In sintesi: nel Sistema Nervoso Centrale (SNC) i centri superiori con funzione di trasmissione e di modulazione dell'assunzione alimentare si situano a livello dell'ipotalamo. Questi sono il Nucleo Ventro-Mediale (NVM), sede del centro della sazietà, il Nucleo Laterale (NL), centro di integrazione di informazioni olfattive, visive, digestive e metaboliche, che sembra promuovere l'attività di assunzione del cibo e il Nucleo Paraventricolare (NPV), che integra vari segnali di inibizione, attraverso l'attivazione di fibre adrenergiche, e di stimolazione sui neuroni della sazietà,attraverso afferenze serotoninergiche. A livello periferico lo stimolo meccanico della distensione gastrica, con la mediazione del nervo vago, inibisce l'assunzione del cibo, come anche diversi modulatori ormonali prodotti dalla distensione intestinale, quali la colecistochinina (CCK), la bombesina e la somatostatina. E' interessante notare che dati di letteratura riportano diminuiti livelli di CCK in soggetti bulimici, ma anche in soggetti depressi (Battiato, 1996).

I cibi odierni influenzano intensamente questi meccanismi. Così a dipendenza da alcuni cibi (come il junk food) può essere interpretata come l’effetto dell’esposizione di alcune sostanze per le quali il nostro corpo non presenta modalità adattive.

Avena, Rada e Hoebel (Avena, Rada, Hoebel 2008) hanno scoperto che cavie a cui era stato dato libero accesso a zuccheri, grassi o cibo raffinato mostravano alterati meccanismi neurali collegati alla ricompensa che sono solitamente implicati nelle dipendenze.

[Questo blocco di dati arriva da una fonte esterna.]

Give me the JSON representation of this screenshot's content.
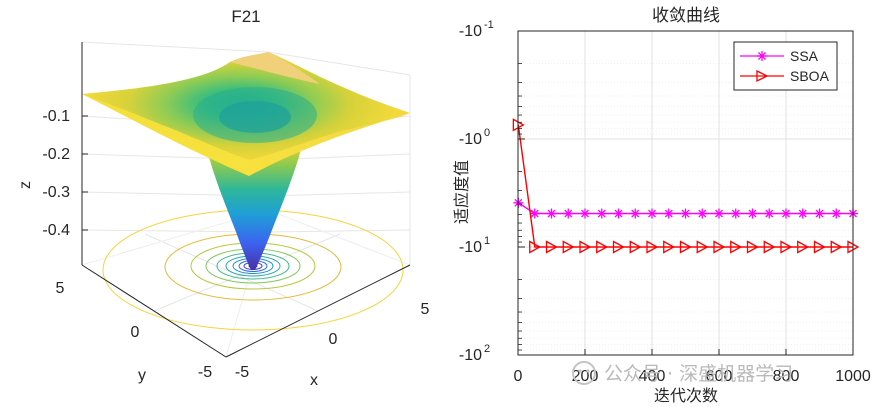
{
  "chart_data": [
    {
      "type": "surface",
      "title": "F21",
      "xlabel": "x",
      "ylabel": "y",
      "zlabel": "z",
      "x_ticks": [
        "-5",
        "0",
        "5"
      ],
      "y_ticks": [
        "-5",
        "0",
        "5"
      ],
      "z_ticks": [
        "-0.1",
        "-0.2",
        "-0.3",
        "-0.4"
      ],
      "xlim": [
        -5,
        5
      ],
      "ylim": [
        -5,
        5
      ],
      "zlim": [
        -0.5,
        -0.05
      ],
      "grid": true,
      "contour_levels": 10
    },
    {
      "type": "line",
      "title": "收敛曲线",
      "xlabel": "迭代次数",
      "ylabel": "适应度值",
      "xlim": [
        0,
        1000
      ],
      "yscale": "symlog",
      "x_ticks": [
        "0",
        "200",
        "400",
        "600",
        "800",
        "1000"
      ],
      "y_tick_labels": [
        {
          "base": "-10",
          "exp": "-1"
        },
        {
          "base": "-10",
          "exp": "0"
        },
        {
          "base": "-10",
          "exp": "1"
        },
        {
          "base": "-10",
          "exp": "2"
        }
      ],
      "y_tick_values": [
        -0.1,
        -1,
        -10,
        -100
      ],
      "grid": true,
      "legend_position": "top-right",
      "series": [
        {
          "name": "SSA",
          "color": "#ff00ff",
          "marker": "asterisk",
          "x": [
            1,
            50,
            100,
            150,
            200,
            250,
            300,
            350,
            400,
            450,
            500,
            550,
            600,
            650,
            700,
            750,
            800,
            850,
            900,
            950,
            1000
          ],
          "y": [
            -3.9,
            -4.9,
            -4.9,
            -4.9,
            -4.9,
            -4.9,
            -4.9,
            -4.9,
            -4.9,
            -4.9,
            -4.9,
            -4.9,
            -4.9,
            -4.9,
            -4.9,
            -4.9,
            -4.9,
            -4.9,
            -4.9,
            -4.9,
            -4.9
          ]
        },
        {
          "name": "SBOA",
          "color": "#ff0000",
          "marker": "triangle-right",
          "x": [
            1,
            50,
            100,
            150,
            200,
            250,
            300,
            350,
            400,
            450,
            500,
            550,
            600,
            650,
            700,
            750,
            800,
            850,
            900,
            950,
            1000
          ],
          "y": [
            -0.74,
            -10.0,
            -10.0,
            -10.0,
            -10.0,
            -10.0,
            -10.0,
            -10.0,
            -10.0,
            -10.0,
            -10.0,
            -10.0,
            -10.0,
            -10.0,
            -10.0,
            -10.0,
            -10.0,
            -10.0,
            -10.0,
            -10.0,
            -10.0
          ]
        }
      ]
    }
  ],
  "watermark": "公众号 · 深盛机器学习",
  "colors": {
    "axis": "#262626",
    "grid": "#e6e6e6",
    "minor_grid": "#f0f0f0"
  }
}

I forti mangiatori di carboidrati tendono però a sviluppare una resistenza insulinica, e a questo punto, il quantitativo di insulina necessario a ridurre lo zucchero in circolo sarà maggiore. Nei meccanismi di craving c’è una profonda diversità tra un episodio acuto di tensione (uno stress improvviso, una paura, una delusione d'amore) che tendiamo a sopire temporaneamente con l'aiuto di qualche alimento di velocissimo assorbimento (zucchero, dolce, alcol) e una situazione continua di malessere emotivo accompagnata dall'assunzione di questo stesso tipo di alimenti.

La Barbera et al. propongono un modello descrittivo che riconduce tutte le forme di dipendenza (dalla co-dipendenza all’alcolismo, dal GAP allo shopping compulsivo, dall’internet addiction disorder allo sport addiction) a cui potremmo aggiungere quella che si instaura in molte persone che abusano di alcuni degli attuali cibi malsani.

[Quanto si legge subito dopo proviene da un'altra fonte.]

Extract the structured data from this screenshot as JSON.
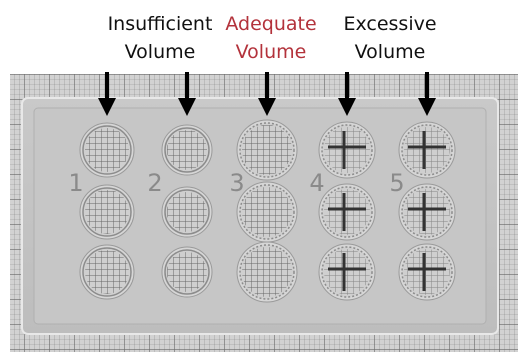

I tre fattori presi in esame sono: 1) ossessività: pensieri e immagini intrusivi e ricorrenti riguardanti l’esperienza di dipendenza; 2) impulsività: incapacità di resistere al desiderio della messa in atto del comportamento di dipendenza; 3)compulsività: attuazione della condotta nonostante le possibili conseguenze negative.

Rispetto a ciò Khantzian ha formulato un’ipotesi secondo cui la dipendenza patologica è un tentativo di auto-terapia dell’Io.

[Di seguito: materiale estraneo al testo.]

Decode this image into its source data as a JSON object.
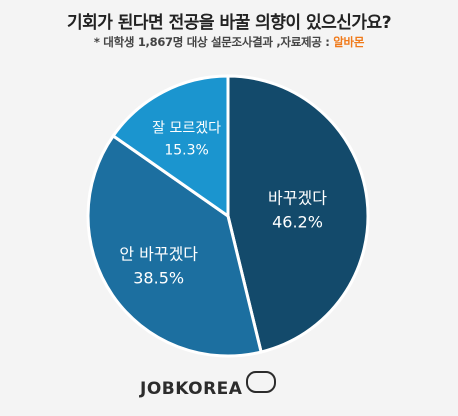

In linea con queste considerazioni, Joyce McDougall afferma che sebbene l’individuo dipendente possa sentire di essere schiavo del tabacco, dell’alcol, del cibo, dei narcotici, degli psicofarmaci o di un comportamento sessuale compulsivo, i fini fondamentali della ricerca o dell’oggetto di dipendenza vengono esperiti inconsciamente come “essenzialmente buoni”, perché essi procurano un senso di benessere e in casi estremi possono persino arrivare a essere considerati come la massima aspirazione, a sua volta percepita come l’unica capace di dare significato alla vita dell’individuo

Dato che lo stato mentale disfunzionale del craving viene rinforzato sia dalle rappresentazioni positive associate al piacere della dipendenza, sia dalle rappresentazioni negative e dolorose dell’astinenza, ma anche e soprattutto dalle rappresentazioni positive legate alla possibilità di contrastare l’ansia e l’umore disforico emergenti dalle emozioni traumatiche attraverso la messa in atto del comportamento di dipendenza, è evidente che approcci alla cura delle dipendenze patologiche di tipo esclusivamente rieducativo o farmacologico tendono a risultare inefficaci.